The Washington Post’s new CMS eliminates the option to “spike”a story  to indicate it wasn’t going to make it in the paper. The anachronistic newsroom colloquialism was replaced instead with the colorless “delete.”

The Post’s John Kelly writes:

To “spike” a story is to eliminate it before it sees print. It has its origins in a physical act. If you look at old photos of newsrooms from the ’30s or ’40s, you will see eyeshade-wearing men, their sleeves held up with garters, sitting at long tables. Sticking up from those tables are metal spikes. A story that was insufficient for whatever reason would be smashed atop the spike, the paper perforated and pinioned like a butterfly or the head of a traitor. We long ago stopped using metal spikes, but the word persisted. In our old computer system, you could dispatch a story by clicking on a drop-down menu, highlighting the word “Spike” and clicking enter. It was a bloodless, digital spiking, but I always got a kick out of knowing the word connected me to journalism’s past.
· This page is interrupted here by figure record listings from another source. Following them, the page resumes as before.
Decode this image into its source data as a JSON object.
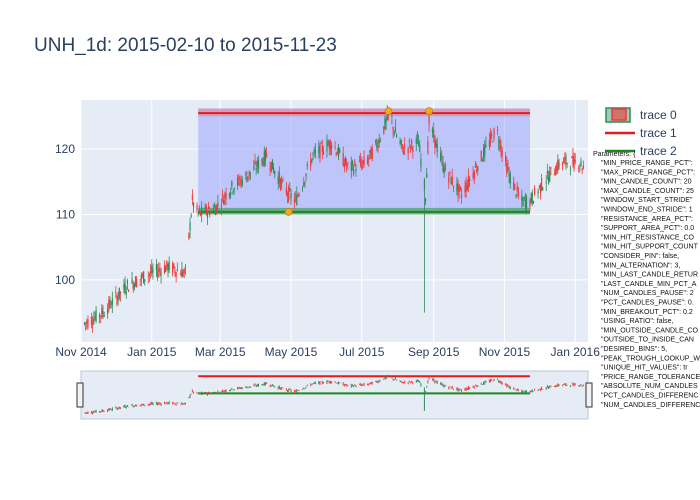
{
  "title": "UNH_1d: 2015-02-10 to 2015-11-23",
  "colors": {
    "paper": "#ffffff",
    "plot_bg": "#e5ecf6",
    "grid": "#ffffff",
    "increasing": "#2e8b57",
    "decreasing": "#ef3b3b",
    "resistance_line": "#e41a1c",
    "support_line": "#1a8a1a",
    "resistance_zone": "rgba(240,90,90,0.35)",
    "support_zone": "rgba(40,150,60,0.55)",
    "range_box": "rgba(140,150,255,0.45)",
    "hit_marker": "#f5a623"
  },
  "legend": [
    {
      "label": "trace 0",
      "icon": "candlestick-icon"
    },
    {
      "label": "trace 1",
      "icon": "red-line-icon"
    },
    {
      "label": "trace 2",
      "icon": "green-line-icon"
    }
  ],
  "parameters": {
    "header": "Parameters: {",
    "lines": [
      "\"MIN_PRICE_RANGE_PCT\":",
      "\"MAX_PRICE_RANGE_PCT\":",
      "\"MIN_CANDLE_COUNT\": 20",
      "\"MAX_CANDLE_COUNT\": 25",
      "\"WINDOW_START_STRIDE\"",
      "\"WINDOW_END_STRIDE\": 1",
      "\"RESISTANCE_AREA_PCT\":",
      "\"SUPPORT_AREA_PCT\": 0.0",
      "\"MIN_HIT_RESISTANCE_CO",
      "\"MIN_HIT_SUPPORT_COUNT",
      "\"CONSIDER_PIN\": false,",
      "\"MIN_ALTERNATION\": 3,",
      "\"MIN_LAST_CANDLE_RETUR",
      "\"LAST_CANDLE_MIN_PCT_A",
      "\"NUM_CANDLES_PAUSE\": 2",
      "\"PCT_CANDLES_PAUSE\": 0.",
      "\"MIN_BREAKOUT_PCT\": 0.2",
      "\"USING_RATIO\": false,",
      "\"MIN_OUTSIDE_CANDLE_CO",
      "\"OUTSIDE_TO_INSIDE_CAN",
      "\"DESIRED_BINS\": 5,",
      "\"PEAK_TROUGH_LOOKUP_W",
      "\"UNIQUE_HIT_VALUES\": tr",
      "\"PRICE_RANGE_TOLERANCE",
      "\"ABSOLUTE_NUM_CANDLES",
      "\"PCT_CANDLES_DIFFERENC",
      "\"NUM_CANDLES_DIFFERENC"
    ]
  },
  "chart_data": {
    "type": "candlestick",
    "title": "UNH_1d: 2015-02-10 to 2015-11-23",
    "x_tick_labels": [
      "Nov 2014",
      "Jan 2015",
      "Mar 2015",
      "May 2015",
      "Jul 2015",
      "Sep 2015",
      "Nov 2015",
      "Jan 2016"
    ],
    "y_tick_labels": [
      "100",
      "110",
      "120"
    ],
    "xlim": [
      "2014-11-01",
      "2016-01-12"
    ],
    "ylim": [
      90.5,
      127.5
    ],
    "grid": true,
    "legend_position": "right",
    "resistance_level": 125.5,
    "resistance_zone": [
      125.0,
      126.2
    ],
    "support_level": 110.4,
    "support_zone": [
      110.0,
      111.0
    ],
    "pattern_window": [
      "2015-02-10",
      "2015-11-23"
    ],
    "lines_span": [
      "2015-02-10",
      "2015-11-23"
    ],
    "resistance_hits": [
      {
        "date": "2015-07-24",
        "value": 125.8
      },
      {
        "date": "2015-08-28",
        "value": 125.8
      }
    ],
    "support_hits": [
      {
        "date": "2015-04-29",
        "value": 110.4
      }
    ],
    "price_path": [
      [
        "2014-11-01",
        93
      ],
      [
        "2014-11-20",
        95
      ],
      [
        "2014-12-10",
        99
      ],
      [
        "2014-12-31",
        101
      ],
      [
        "2015-01-15",
        102
      ],
      [
        "2015-01-30",
        101
      ],
      [
        "2015-02-05",
        112
      ],
      [
        "2015-02-10",
        110
      ],
      [
        "2015-02-25",
        111
      ],
      [
        "2015-03-10",
        114
      ],
      [
        "2015-03-25",
        116
      ],
      [
        "2015-04-10",
        119
      ],
      [
        "2015-04-25",
        114
      ],
      [
        "2015-05-05",
        112
      ],
      [
        "2015-05-20",
        119
      ],
      [
        "2015-06-05",
        121
      ],
      [
        "2015-06-20",
        117
      ],
      [
        "2015-07-05",
        118
      ],
      [
        "2015-07-15",
        121
      ],
      [
        "2015-07-24",
        125
      ],
      [
        "2015-08-05",
        120
      ],
      [
        "2015-08-19",
        121
      ],
      [
        "2015-08-25",
        113
      ],
      [
        "2015-08-28",
        124
      ],
      [
        "2015-09-10",
        117
      ],
      [
        "2015-09-25",
        113
      ],
      [
        "2015-10-10",
        118
      ],
      [
        "2015-10-25",
        123
      ],
      [
        "2015-11-05",
        116
      ],
      [
        "2015-11-15",
        112
      ],
      [
        "2015-11-23",
        112
      ],
      [
        "2015-12-05",
        115
      ],
      [
        "2015-12-20",
        118
      ],
      [
        "2016-01-05",
        118
      ],
      [
        "2016-01-12",
        116
      ]
    ],
    "wick_outliers": [
      {
        "date": "2015-08-24",
        "low": 95.0
      }
    ]
  }
}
I know lamenting the eroding vestiges of the hearty days of newspapers yore is getting old, but I really liked the term “spike.” As opposed to the multi-faceted term “delete,” to spike something indicated an aggressive enforcement of standards for a publication. I’ve seen too many publications where talk of standards was really just idle chatter that was helpless against  the ever-hungry maw of daily deadlines: that is, something was often fit for print if it was 1) finished and 2) able to be molded by an editor into a passable state by the use of large-scale excavation or a delicate combover of writing to obscure missing facts.

I’m sure this wasn’t the first time I heard it, but my first memory of hearing the phrase was in the Diamondback newsroom as I was just starting as a G.A. reporter. News editor Alissa Schepesi was slogging away at a candy colored iMac clicking idly at a some GA story on the screen, until finally, after several frustrated huffs, she pushed back from the desk and exclaimed to anyone nearby, “OK, I’m spiking this story. I’m done with it.” She changed the Newsedit status, opened up the next story in the queue and kept editing.

To be spiked was to be brutalized, to be rejected; it meant, simply, you weren’t good enough. It’s like an editor shouting “Get this crap out of my face.”

I’ve had lots of pitches rejected, though I’m happy to say I’ve never been spiked. But now I fear the euphemistic “delete” key is looming above.